To start a switch to a new bank you’ll need to:

  • Complete a Current Account Switch Agreement form for your new account, and a Current Account Closure Instruction form for your old one.
  • Agree any arranged overdraft facilities before starting your switch.
  • Go through your payments and cancel any you don’t need. This could potentially save you lots of money.
  • Download any documents from your old account you may need, such as bank statements.
  • Once the switch has happened it’s a good idea to check all the details are correct, especially for regular incoming and outgoing payments.
  • Once the switch has completed and your old account is closed, destroy your old cards.

Can I switch a joint account?

Yes, provided you both agree to the switch. If you both want to make the change, the process is much the same as switching a single account. It just needs you both to provide the two forms of ID and proof of address. You’ll need to switch to another joint account held in the same names, and you can’t use the Current Account Switch Service to switch from a joint account to a sole account.

If only one of you applies for a switch, your application will be rejected.

Frequently asked questions

Do I have to close my old current account?

Your old account closes automatically if you use the Switch Guarantee service.

If you want to leave your old account open, you can’t use the Switch Guarantee. You’ll need to move any direct debits and standing orders yourself and let the right people know.

Can I just open a new current account without having to switch?

Yes. As long as you fit the eligibility criteria, you can open a new current account. But some banks expect you to pay in a set amount of money every month, or pay your salary into the account.

It’s sometimes a good idea to have more than one bank account. You might want a joint account for bills, for example, or a foreign currency account.

If you open a new account and want to move your direct debits, you’ll have to do this yourself.

What happens if there’s a problem with the switch?

If anything goes wrong, contact your new bank as soon as you can. They should refund any charges that result from a problem with the switch.

If you’re still not happy, you can use the bank’s formal complaints procedure. If that doesn’t resolve the issue, you can go to the Financial Ombudsman.

When can I set up new direct debits?

You can set up new direct debits and standing orders on your new account as soon as it’s open.

There’s no need to set up new direct debits for existing payments as these will automatically move over during the switch process.

When will the money in my old account be moved to my new account?

You can use any money in your old account up to your switch date, when it will move to your new account.

What happens to payments I receive if I switch bank accounts?

The switching service will automatically redirect payments to your new account. Every time a payment is redirected, the person or organisation making the payment receives an automatic message, letting know your new account details so they can update their records. Some organisations will contact you to confirm your new account details for security purposes.

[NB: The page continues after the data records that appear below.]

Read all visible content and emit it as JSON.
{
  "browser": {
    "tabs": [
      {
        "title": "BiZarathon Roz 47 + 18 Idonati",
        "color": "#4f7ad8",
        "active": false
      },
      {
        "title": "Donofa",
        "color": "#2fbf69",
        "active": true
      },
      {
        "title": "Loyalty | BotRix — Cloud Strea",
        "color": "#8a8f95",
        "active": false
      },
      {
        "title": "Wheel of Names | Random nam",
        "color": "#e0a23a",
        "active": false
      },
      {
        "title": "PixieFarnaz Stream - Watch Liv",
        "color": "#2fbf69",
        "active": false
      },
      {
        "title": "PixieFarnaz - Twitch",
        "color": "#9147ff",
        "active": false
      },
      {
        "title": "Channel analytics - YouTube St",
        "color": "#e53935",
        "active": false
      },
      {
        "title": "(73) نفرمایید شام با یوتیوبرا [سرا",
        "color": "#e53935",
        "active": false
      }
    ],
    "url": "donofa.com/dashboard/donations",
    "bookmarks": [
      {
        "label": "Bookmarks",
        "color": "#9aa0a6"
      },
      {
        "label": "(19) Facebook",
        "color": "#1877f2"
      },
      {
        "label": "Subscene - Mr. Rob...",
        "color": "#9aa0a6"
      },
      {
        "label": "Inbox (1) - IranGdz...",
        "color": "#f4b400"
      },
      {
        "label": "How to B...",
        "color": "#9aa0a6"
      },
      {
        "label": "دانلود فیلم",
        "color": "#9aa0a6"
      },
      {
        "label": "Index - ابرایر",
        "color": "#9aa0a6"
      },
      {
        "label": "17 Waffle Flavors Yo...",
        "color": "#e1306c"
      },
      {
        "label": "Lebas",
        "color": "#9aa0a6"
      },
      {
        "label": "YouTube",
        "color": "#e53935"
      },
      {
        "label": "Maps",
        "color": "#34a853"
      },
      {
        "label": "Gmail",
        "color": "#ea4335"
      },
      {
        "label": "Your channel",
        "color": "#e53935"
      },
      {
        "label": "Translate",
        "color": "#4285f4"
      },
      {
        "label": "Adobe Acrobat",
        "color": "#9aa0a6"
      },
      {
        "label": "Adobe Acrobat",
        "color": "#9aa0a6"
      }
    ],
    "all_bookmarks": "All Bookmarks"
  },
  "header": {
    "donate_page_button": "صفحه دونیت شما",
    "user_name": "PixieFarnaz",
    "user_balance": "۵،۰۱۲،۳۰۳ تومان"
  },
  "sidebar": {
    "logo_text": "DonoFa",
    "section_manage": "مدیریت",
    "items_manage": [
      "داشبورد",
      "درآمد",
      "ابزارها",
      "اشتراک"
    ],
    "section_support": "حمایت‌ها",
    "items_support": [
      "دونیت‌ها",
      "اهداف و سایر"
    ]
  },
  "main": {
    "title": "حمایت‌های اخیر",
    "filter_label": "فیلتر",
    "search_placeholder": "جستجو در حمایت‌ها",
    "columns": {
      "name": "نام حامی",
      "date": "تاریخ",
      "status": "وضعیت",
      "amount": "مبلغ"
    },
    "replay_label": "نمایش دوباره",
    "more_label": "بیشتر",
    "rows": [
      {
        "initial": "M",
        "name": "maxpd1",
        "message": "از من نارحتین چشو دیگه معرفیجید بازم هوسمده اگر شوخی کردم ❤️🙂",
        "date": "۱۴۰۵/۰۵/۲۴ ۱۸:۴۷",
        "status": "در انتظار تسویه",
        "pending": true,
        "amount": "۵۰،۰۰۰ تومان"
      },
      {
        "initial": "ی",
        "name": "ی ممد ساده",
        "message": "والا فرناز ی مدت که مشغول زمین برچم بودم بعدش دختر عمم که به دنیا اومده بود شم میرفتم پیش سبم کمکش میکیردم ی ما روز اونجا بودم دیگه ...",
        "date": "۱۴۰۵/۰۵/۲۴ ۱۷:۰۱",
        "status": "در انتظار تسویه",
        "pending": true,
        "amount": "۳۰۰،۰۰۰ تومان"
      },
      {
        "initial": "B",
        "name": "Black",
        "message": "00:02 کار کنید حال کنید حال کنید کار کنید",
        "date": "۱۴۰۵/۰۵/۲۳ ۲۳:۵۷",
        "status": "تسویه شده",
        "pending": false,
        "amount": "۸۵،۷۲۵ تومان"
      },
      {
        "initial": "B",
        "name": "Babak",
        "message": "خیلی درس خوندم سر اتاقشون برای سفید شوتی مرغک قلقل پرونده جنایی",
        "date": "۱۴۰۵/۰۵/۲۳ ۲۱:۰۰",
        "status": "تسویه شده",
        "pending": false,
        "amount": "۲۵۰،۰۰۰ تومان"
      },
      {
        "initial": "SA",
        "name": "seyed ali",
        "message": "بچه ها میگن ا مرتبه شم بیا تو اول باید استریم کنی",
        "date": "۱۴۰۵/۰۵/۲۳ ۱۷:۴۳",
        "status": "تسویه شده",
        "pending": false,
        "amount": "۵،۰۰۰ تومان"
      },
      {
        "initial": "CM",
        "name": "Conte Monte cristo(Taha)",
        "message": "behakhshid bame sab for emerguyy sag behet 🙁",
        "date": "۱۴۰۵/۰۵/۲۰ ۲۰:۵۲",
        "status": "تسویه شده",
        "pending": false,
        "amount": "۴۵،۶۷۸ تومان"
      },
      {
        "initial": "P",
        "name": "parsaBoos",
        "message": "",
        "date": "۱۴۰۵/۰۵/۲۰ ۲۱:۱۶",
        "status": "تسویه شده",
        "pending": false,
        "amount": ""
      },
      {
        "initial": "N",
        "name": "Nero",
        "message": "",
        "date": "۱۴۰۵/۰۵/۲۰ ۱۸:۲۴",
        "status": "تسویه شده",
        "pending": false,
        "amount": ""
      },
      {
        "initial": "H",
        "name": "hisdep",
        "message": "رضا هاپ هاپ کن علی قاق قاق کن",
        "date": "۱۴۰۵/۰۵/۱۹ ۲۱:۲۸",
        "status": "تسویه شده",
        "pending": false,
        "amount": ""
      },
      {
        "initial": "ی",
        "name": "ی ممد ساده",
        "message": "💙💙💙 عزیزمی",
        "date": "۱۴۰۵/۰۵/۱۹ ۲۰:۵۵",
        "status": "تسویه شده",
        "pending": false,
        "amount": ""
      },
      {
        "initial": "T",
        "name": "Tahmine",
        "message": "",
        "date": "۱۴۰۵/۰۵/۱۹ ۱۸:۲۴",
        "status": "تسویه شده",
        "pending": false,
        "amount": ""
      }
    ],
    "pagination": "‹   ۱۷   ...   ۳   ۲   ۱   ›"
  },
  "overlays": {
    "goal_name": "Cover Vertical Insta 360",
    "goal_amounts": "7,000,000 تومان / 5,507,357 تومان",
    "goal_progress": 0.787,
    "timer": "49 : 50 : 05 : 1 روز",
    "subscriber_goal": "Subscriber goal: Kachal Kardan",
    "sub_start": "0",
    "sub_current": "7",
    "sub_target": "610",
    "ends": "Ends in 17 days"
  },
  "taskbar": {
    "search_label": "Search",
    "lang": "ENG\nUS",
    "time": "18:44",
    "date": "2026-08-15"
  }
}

You may want to give your new account details to anyone paying you regularly, like your employer, benefits agency or pension provider.

What happens to my standing orders when I change my current account?

The Current Account Switch Guarantee takes care of standing orders or regular payments you’ve set up, as well as direct debits where you’ve agreed payments can be taken from your account.

Your new bank should transfer any standing orders to your new account.

Can I switch current accounts while overdrawn?

Yes, but you’ll need to find a bank that will agree to take on your overdraft before you switch. Talk to your new bank first to make sure you fit the eligibility criteria for an overdraft. Remember that you’ll have to repay your overdraft even if you’re switching.

Does switching current accounts affect my credit score?

Switching accounts can temporarily lower your credit score and could have more of an impact if you switch frequently. This is because your credit score is supported by having a stable banking history.

If you're applying for a mortgage, you may want to avoid switching accounts until after your application has been processed, to avoid any impact on your credit score.